The solution is simple: finish before you start. Do whatever it takes to get the results of your experimentation before you actually perform the experiment. In software this means developing proof of concepts. Hack the result together using whatever means necessary. Spare no time for optimization or good coding technique. Don’t worry about corner cases and details. Get to the finish line by cutting across the sports field. Get to the finish line by cheating. By redefining the race. By faking the results. Calculate them manually. Hand-draw the GUI. Fake the input data. Brute-force the algorithm. Anything it takes.
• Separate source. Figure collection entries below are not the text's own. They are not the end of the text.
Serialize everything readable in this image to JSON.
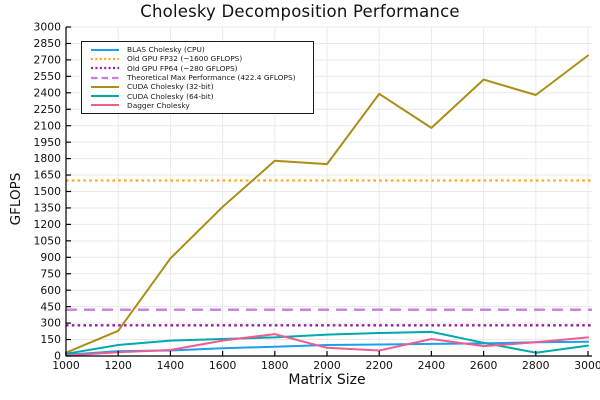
{
  "chart_data": {
    "type": "line",
    "title": "Cholesky Decomposition Performance",
    "xlabel": "Matrix Size",
    "ylabel": "GFLOPS",
    "xlim": [
      1000,
      3000
    ],
    "ylim": [
      0,
      3000
    ],
    "x_tick_step": 200,
    "y_tick_step": 150,
    "grid": true,
    "grid_color": "#e9e9e9",
    "axis_color": "#000000",
    "legend_position": "top-left",
    "x": [
      1000,
      1200,
      1400,
      1600,
      1800,
      2000,
      2200,
      2400,
      2600,
      2800,
      3000
    ],
    "series": [
      {
        "name": "BLAS Cholesky (CPU)",
        "color": "#1B9FEE",
        "style": "solid",
        "kind": "line",
        "values": [
          10,
          45,
          50,
          70,
          85,
          100,
          105,
          110,
          115,
          125,
          130
        ]
      },
      {
        "name": "Old GPU FP32 (~1600 GFLOPS)",
        "color": "#FFA71E",
        "style": "dotted",
        "kind": "hline",
        "hline": 1600
      },
      {
        "name": "Old GPU FP64 (~280 GFLOPS)",
        "color": "#9D17A6",
        "style": "dotted",
        "kind": "hline",
        "hline": 280
      },
      {
        "name": "Theoretical Max Performance (422.4 GFLOPS)",
        "color": "#CD7BDC",
        "style": "dashed",
        "kind": "hline",
        "hline": 422.4
      },
      {
        "name": "CUDA Cholesky (32-bit)",
        "color": "#AC8D18",
        "style": "solid",
        "kind": "line",
        "values": [
          30,
          230,
          890,
          1360,
          1780,
          1750,
          2390,
          2080,
          2520,
          2380,
          2740
        ]
      },
      {
        "name": "CUDA Cholesky (64-bit)",
        "color": "#00A9AD",
        "style": "solid",
        "kind": "line",
        "values": [
          20,
          100,
          140,
          155,
          170,
          195,
          210,
          220,
          120,
          30,
          95
        ]
      },
      {
        "name": "Dagger Cholesky",
        "color": "#EE5C90",
        "style": "solid",
        "kind": "line",
        "values": [
          5,
          35,
          55,
          140,
          200,
          75,
          50,
          155,
          90,
          125,
          170
        ]
      }
    ]
  }
}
It helps to clearly define the interface of whatever you’re coding: How will it interact with the rest of the system? If it’s a web page, the interface is the GUI. If it’s a library, the interface is the publicly exposed API. If it’s a DSL, the interface is a syntax or spec. Once the interface is there, it doesn’t matter if implementation is a birds-nest of cheating and killing. All that matters is that the interface offers just – just – enough to give you a little hint of what the future will look like. What it will feel like? Get a tangible product you can play with2.

Once you’ve seen the end, then you can start. A clearer picture of where you’re going will help not only in producing a better product or code, but it might change your direction completely. Once your fortune is told, it may bring news of triumph, or of peril. Perhaps when you see the end you realize it actually isn’t so great there. It isn’t as easy to use as you thought. It’s more complicated than anticipated. Perhaps the whole principle is flawed in some horrible way. There are many things that are hard to anticipate without getting a closer look. Or a hands-on experience. Perhaps you need to reconsider some of your assumptions, or abandon the whole idea altogether.

It’s better to know before you start.


  1. This is an exaggeration and oversimplification 

  2. I use the word “tangible” very loosely. A visual interface is “tangible” if you can see it, and a library interface is tangible if you can call it, etc.